Gwydd looked at the Abbé
in surprise. “Those guys are monks?”
“The Small Abbey of Secret Wisdom is an active order,” noted Rondel. “We seek Mother Night in this world She has made through doing.” He chuckled. “And we’re too poor to employ others to herd our goats for us. So you see, it’s a perfect solution.”
“I wonder if your brothers think that,” said Gwydd quietly.
“I worked the herds, same as them, when I was younger,” replied the Abbé
. “And when I pass, one of them will stand in my place.”
“I hope for you sake one of them doesn’t decide he’d prefer your job,” said Gwydd,
Rondel laughed at that. “Rest assured, I’m sturdier than I look.”
Gwydd gave a cynical snort. “I’ve heard that from more dead men than you’d care to know.”

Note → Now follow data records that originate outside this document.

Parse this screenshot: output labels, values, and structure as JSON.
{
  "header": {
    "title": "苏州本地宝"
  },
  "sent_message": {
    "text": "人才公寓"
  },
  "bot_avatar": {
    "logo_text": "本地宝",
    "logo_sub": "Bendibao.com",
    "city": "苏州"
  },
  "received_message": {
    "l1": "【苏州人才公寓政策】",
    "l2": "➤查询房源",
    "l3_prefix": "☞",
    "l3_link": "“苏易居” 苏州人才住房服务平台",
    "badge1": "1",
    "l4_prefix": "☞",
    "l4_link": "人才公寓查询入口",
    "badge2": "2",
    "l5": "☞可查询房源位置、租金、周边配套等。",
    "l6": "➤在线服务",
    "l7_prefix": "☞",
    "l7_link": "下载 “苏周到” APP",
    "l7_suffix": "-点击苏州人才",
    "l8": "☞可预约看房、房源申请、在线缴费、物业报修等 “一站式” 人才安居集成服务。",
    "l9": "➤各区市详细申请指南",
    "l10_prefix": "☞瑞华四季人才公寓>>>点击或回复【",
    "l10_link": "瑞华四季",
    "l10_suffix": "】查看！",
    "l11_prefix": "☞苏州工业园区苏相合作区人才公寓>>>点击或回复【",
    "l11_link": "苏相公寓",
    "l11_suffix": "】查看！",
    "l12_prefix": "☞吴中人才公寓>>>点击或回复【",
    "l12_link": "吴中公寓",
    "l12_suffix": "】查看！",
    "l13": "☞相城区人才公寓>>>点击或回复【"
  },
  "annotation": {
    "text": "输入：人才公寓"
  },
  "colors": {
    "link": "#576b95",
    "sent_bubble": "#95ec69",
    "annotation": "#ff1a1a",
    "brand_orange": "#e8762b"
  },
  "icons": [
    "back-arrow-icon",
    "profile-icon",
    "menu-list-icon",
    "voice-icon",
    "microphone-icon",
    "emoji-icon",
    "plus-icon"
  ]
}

“You talking about that creepy scratchy breath thing they usually do if they’re dying slow?” said Faileuba as she approached.
“The death rattle,” noted Meliadus.
Faileuba turned to her partner. “No kidding!” She gave a laugh. “You know, I’d heard the term, but I’d never connected it to that thing! It’s quite appropriate!” She shuddered. “It is creepy as hell though.”
“Still better than that other thing,” noted Meliadus.
“Holdfast, why do you have to keep talking about the creepy parts of our job…” groaned Faileuba.
“It’s my nature, Fai,” he replied with a shrug. He looked at Gwydd. “How’d we wind up talking about corpses? I think I missed that.”
Gwydd gestured to Rondel. “I was just commenting on our employer’s self-confidence in his longevity.”
“Yes,” stated the Abbé
. “After warning me to be wary of my underlings making a power play.”
Faileuba’s face lit up. “Ah! One of those jobs!” She turned and looked over the goatherds. “What’s the name of the shifty-looking one? The one standing on the far right, near the beech tree?”
“That’s an ash,” stated Meliadus.
“Let’s just split the difference, and call it a big tree,” muttered Faileuba.
“The Brother is Macsen, and the tree is most definitely an ash,” stated Rondel.
“Whatever. He’s a sneaky bastard, and he’s your man,” declared Faileuba. She shook her fist at the young man. “You hear that, Macsen? We’re on to you!”
The man stared at her nervousness. Rondel coughed. “I believe I need to go… calm the poor boy down.”
Gwydd watched the Abbé
dart away, and then turned his partner. “You… really aren’t taking this seriously at all, are you?”
“Nah,” said Faileuba. “It’s a bunch of goats, Palepole. I’m not particularly worried about scaring off any amorous mountain boys.” She gave a dismissive wave. “I mean--how bad could they be?”